Step 1 – create data movement source-sink configuration table

Create a configuration database (an Azure SQL database will be a good option), and create a table with columns to define data movement category, location for source and location for sink.


Along with the configuration table, we need to create a stored procedure for the Lookup ADF activity to retrieve the source-sink settings of the data entities for specified copy category.


Step 2 – create generic source and sink datasets

Create generic source and sink datasets. To make the datasets generic, we need to create a number of dataset parameters to define the location of the table or file referred by the dataset. Those parameters will take the values fetched from the configuration database table at runtime.


On the Connection tab of the generic dataset, we need to specify the table name or file container/path/name using the dataset parameters we just defined.


Step 3 – use Lookup activity to fetch the source-sink settings 

Add a Lookup activity and set to use the stored procedure we created earlier for retrieving the source-sink settings of all the data entities for copy in a specified category.


The output of the Lookup activity will contains source-sink settings of all the data entities in the specified category defined in the configuration database table.


Step 4 – use ForEach activity to loop through the data entities for copy

Add and chain a ForEach activity after the Lookup activity, and set the Items property of the ForEach activity as the output of the Lookup activity, @activity(‘Lookup Configuration’).output.value, so that the ForEach activity will loop through the source-sink settings of all the data entities fetched from the configuration database table.
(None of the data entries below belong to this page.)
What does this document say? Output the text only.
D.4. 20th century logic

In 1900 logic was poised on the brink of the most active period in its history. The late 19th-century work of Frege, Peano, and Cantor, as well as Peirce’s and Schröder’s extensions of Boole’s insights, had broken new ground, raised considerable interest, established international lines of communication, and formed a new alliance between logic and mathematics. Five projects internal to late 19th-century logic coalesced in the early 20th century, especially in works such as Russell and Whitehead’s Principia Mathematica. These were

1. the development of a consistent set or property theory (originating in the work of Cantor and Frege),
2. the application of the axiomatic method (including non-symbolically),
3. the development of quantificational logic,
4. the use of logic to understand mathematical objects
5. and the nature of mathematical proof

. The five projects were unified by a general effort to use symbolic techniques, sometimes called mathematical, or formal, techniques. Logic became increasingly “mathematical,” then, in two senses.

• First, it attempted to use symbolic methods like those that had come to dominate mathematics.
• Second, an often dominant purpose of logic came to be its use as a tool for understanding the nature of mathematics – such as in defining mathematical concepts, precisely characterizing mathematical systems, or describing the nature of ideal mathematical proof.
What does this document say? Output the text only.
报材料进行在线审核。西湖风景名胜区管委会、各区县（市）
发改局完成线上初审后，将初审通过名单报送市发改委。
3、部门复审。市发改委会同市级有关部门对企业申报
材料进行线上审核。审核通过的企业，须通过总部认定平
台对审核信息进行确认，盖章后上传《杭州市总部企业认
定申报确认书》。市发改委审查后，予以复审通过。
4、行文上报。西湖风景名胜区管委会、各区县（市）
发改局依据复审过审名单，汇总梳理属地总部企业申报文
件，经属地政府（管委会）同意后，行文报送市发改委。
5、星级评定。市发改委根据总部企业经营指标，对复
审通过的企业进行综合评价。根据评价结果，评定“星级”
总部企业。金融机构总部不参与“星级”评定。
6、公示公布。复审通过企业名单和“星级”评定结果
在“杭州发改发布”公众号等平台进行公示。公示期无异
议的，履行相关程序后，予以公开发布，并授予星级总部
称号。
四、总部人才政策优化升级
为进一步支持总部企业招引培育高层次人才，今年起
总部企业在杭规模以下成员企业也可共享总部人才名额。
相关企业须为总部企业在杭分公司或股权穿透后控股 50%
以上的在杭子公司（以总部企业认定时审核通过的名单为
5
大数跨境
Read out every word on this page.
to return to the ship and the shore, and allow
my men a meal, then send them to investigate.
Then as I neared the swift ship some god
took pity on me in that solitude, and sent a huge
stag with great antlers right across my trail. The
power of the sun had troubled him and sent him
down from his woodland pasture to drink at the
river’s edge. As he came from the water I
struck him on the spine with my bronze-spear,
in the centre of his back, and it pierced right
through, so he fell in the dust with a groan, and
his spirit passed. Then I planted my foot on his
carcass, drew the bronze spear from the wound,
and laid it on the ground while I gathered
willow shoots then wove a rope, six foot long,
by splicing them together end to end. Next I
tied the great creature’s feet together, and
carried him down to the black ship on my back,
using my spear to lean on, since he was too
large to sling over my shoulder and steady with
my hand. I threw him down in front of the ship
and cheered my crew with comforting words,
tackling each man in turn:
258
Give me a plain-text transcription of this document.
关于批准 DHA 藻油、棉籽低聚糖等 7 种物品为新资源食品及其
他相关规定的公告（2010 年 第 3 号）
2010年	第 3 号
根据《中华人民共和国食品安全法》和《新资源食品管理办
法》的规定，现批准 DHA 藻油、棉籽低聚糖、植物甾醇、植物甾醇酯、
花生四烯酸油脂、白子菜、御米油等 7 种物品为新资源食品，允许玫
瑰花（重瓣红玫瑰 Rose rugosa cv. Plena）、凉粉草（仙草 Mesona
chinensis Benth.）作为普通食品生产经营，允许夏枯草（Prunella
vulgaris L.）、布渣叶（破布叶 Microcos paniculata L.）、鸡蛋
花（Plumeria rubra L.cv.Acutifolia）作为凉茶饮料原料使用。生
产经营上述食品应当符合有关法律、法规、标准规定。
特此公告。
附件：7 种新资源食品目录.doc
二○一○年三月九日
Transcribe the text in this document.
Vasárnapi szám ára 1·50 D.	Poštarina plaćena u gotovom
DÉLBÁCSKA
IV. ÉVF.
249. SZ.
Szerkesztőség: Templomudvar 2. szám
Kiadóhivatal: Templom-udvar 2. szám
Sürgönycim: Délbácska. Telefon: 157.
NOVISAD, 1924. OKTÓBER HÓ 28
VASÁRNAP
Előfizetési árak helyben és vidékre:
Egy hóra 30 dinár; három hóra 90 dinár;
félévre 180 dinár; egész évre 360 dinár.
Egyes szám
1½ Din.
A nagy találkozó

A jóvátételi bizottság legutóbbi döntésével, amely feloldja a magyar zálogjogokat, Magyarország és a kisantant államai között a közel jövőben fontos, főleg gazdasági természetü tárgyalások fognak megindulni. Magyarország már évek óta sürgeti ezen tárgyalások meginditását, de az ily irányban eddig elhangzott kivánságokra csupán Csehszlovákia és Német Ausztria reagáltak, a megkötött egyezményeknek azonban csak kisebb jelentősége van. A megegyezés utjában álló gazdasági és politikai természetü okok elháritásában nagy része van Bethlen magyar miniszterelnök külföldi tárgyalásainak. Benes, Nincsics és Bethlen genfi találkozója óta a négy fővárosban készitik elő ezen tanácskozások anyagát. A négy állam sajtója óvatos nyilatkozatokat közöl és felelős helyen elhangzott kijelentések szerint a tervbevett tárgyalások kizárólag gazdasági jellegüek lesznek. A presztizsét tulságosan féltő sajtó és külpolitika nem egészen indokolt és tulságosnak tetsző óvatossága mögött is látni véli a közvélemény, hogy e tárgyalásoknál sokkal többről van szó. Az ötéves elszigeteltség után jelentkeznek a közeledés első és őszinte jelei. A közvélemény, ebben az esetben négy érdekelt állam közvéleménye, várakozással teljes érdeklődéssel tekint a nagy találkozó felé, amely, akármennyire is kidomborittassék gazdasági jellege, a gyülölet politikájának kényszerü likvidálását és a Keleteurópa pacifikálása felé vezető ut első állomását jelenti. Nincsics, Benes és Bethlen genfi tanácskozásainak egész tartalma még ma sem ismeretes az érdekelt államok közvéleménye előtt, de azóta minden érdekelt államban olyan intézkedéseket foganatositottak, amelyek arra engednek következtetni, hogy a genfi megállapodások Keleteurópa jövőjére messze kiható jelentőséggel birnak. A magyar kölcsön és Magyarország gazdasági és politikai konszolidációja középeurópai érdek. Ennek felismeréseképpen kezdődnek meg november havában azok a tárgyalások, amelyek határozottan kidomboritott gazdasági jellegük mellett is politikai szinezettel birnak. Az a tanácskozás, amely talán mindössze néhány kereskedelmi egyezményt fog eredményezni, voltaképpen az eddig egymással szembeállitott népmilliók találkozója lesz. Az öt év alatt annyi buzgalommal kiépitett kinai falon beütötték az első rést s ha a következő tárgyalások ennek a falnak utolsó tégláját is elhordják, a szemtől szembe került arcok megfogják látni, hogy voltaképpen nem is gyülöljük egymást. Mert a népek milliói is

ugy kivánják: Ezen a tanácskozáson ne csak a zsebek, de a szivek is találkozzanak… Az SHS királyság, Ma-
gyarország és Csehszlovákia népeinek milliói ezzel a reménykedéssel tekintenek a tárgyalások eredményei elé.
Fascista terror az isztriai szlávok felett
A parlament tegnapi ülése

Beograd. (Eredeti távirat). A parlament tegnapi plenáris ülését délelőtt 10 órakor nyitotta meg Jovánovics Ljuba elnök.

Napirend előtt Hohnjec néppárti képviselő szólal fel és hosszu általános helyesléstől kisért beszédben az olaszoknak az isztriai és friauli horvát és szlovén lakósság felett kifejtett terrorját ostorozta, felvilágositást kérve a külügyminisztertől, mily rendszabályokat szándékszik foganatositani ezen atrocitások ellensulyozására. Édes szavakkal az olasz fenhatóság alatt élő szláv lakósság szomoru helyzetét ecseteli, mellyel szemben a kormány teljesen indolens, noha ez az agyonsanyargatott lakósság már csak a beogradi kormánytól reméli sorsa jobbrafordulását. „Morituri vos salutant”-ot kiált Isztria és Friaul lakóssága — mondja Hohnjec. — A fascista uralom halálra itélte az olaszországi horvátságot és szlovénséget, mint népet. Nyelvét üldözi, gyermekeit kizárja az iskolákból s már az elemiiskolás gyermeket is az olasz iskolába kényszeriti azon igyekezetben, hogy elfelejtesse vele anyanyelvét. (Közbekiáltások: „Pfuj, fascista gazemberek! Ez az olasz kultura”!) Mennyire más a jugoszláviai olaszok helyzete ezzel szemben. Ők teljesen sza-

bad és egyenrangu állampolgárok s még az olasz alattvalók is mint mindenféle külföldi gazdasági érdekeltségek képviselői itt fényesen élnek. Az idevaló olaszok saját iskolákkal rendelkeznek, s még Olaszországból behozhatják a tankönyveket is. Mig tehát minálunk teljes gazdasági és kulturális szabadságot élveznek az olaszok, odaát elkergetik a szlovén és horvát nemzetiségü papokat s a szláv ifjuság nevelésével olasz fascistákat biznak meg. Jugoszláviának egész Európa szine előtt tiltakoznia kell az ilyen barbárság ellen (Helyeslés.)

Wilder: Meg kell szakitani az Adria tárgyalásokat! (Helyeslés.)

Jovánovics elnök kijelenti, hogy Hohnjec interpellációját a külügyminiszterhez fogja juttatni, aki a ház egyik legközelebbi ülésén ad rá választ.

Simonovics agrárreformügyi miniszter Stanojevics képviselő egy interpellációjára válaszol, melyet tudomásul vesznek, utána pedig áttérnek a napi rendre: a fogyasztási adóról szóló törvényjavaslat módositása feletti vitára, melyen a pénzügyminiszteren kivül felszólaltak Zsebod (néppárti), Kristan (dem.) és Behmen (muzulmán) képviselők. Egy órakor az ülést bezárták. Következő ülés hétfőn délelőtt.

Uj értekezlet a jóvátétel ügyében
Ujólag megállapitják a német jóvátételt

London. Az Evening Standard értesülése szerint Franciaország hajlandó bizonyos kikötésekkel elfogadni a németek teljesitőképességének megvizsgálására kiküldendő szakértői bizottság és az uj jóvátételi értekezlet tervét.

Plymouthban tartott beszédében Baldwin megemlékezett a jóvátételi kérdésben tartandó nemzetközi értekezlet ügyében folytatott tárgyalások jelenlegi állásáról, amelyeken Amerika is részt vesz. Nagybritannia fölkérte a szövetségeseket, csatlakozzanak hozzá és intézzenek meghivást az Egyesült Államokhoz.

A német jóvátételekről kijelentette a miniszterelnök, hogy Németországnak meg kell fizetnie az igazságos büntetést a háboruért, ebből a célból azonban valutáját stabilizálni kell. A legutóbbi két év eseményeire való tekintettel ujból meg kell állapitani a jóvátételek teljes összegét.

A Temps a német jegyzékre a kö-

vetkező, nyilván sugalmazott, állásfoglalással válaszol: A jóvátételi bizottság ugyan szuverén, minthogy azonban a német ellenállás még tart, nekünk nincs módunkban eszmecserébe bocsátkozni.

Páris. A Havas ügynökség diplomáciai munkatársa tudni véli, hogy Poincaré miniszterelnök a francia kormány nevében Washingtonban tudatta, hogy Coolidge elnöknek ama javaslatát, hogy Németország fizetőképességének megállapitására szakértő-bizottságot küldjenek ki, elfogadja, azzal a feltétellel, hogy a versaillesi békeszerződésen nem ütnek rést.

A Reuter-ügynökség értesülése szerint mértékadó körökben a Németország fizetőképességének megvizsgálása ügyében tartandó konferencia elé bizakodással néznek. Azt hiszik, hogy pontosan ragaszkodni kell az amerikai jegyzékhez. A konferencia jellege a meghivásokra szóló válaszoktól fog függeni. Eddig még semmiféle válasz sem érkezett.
Step 5 – add a generic Copy activity inner the ForEach activity

Inner the ForEach activity, add the Copy activity with the Source and Sink pointing to the generic source dataset and sink dataset we created earlier and pass the corresponding source-sink settings of current data entity item, such as @item().Sink_Item for the file name of the sink.


At this point, the source-sink pattern is all set. When the pipeline runs, a copy channel is created and executed for each data entity defined in the configuration database table.


Key-Value Pattern

To implement the Key Value pattern in Azure Data Factory, the following steps need to be followed:

  • Step 1 – create activity settings key-value configuration table
  • Step 2 – create stored procedure to transform the key-value table
  • Step 3 – use Lookup activity to retrieve activity settings from configuration table
  • Step 4 – apply settings on ADF activities

Step 1 – create activity settings key-value configuration table

Create a database table with columns defining pipeline name, activity type, activity name, activity setting key, activity setting value.


Step 2 – create stored procedure to transform the key-value table 

The ADF Lookup activity is not working in the key-value type dataset. Therefore, we need to convert the key-value table into a single data row with column header as the activity setting key and the column value as the activity setting value.


We can use T-SQL PIVOT operator to convert the key-value table into the single row table. However, as the number of records in the key-value table is not fixed, we cannot specify the keys for pivot. Instead, we need to fetch the keys from the key-value table first and author the PIVOT operation in dynamical sql. The snapshot below shows the stored procedure I have created for convert the key-value table.


Step 3 – use Lookup activity to retrieve activity settings from configuration table

In the Azure Data Factory pipelines you are creating, at the start of the activities chain, Add a Lookup activity and use the stored procedure created earlier to retrieve the key-value table and convert it into the single row format to be readable for the Lookup activity.  On the Lookup activity, tick the ‘First row only’ on as the result of the Lookup activity will be the single row dataset.


The snapshot below shows what the output of the Lookup activity looks like.


Step 4 – apply settings on ADF activities

From the output of the Lookup activity, the other ADF activities chained after can access the value of an activity setting as @activity(‘{lookup activity name}’).output.firstRow.{column name for the key}.